Beate Zschaepe, the sole surviving member of the gang, is standing trial for its crimes, but critics say state officials, especially intelligence service members, should also be investigated for shortcomings in tracking down the suspects and sometimes hiding evidence pointing to their knowledge of neo-Nazi informants tied to the NSU.
Angela Merkel, who was elected chancellor two years before the last crime committed by the gang, has pledged a full investigation of the NSU and its connections; however, according to Alexander Bosch, an Amnesty International official in Germany, she did not keep her promise. Speaking to AFP, Bosch said the identity of the gang's accomplices was still unclear. The gang consisted of Uwe Mundlos, Uwe Boehnhardt and Zschaepe.
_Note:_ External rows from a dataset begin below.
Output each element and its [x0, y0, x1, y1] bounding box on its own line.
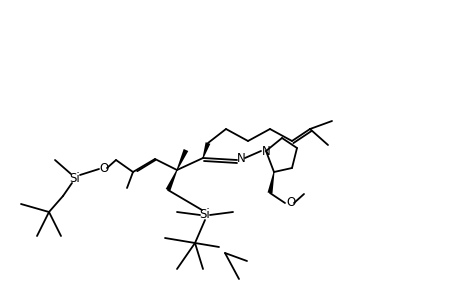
Polygon shape: [176, 149, 188, 170]
Text: O: O: [99, 161, 108, 175]
Polygon shape: [267, 172, 274, 194]
Text: N: N: [236, 152, 245, 164]
Polygon shape: [165, 170, 177, 191]
Text: N: N: [261, 145, 270, 158]
Polygon shape: [202, 142, 210, 158]
Text: Si: Si: [69, 172, 80, 184]
Text: Si: Si: [199, 208, 210, 221]
Text: O: O: [286, 196, 295, 209]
Two men died in an apparent suicide as the police closed in on the gang in 2011 while Zschaepe claimed in her trial she was simply a witness to crimes and was not involved in the racially motivated murders of eight Turkish-German citizens, a Greek national and a German policewoman, as well as a string of bank robberies and the bombing of a Turkish-dominated neighborhood. Bosch said key points in the case were not put into consideration and they did not expect that authorities would work to shed light on those points. He said they see "clear signs of institutional racism in Germany that helped NSU to commit their crimes." Bosch noted that failure to take a consistent approach to the case may help far-right groups to remain active, citing the rise in far-right movements and that of the Reich Citizens Movement, an extremist group which made the headlines recently with a series of violent incidents in the recent days.
After the discovery of the NSU, seemingly by coincidence, it was revealed in the trial that the gang had connections to informants recruited by the German intelligence agency, which raised the question of whether intelligence officials had knowledge of the gang's activities and deliberately ignored it.
The NSU's crimes between 2000 and 2007 were initially attributed to domestic disputes within ethnic communities by German authorities, which apparently only noticed them when they found a DVD in the residence where Mundlos, Boehnhardt and Zschaepe shared, with evidence pointing to racist motives behind the murders and bombing.
The authorities' failure to detect the activities of the NSU for years prompted concerns of a potential cover-up and even protection of far-right groups, especially after it was revealed that NSU members had close ties to some informants on the payroll of intelligence services. Intelligence services also face a string of legal complaints for destroying evidence linking them to informants connected to the gang. Several intelligence officials have resigned since the trial started, but no legal proceedings are underway on possible negligence and cover-ups related to the case.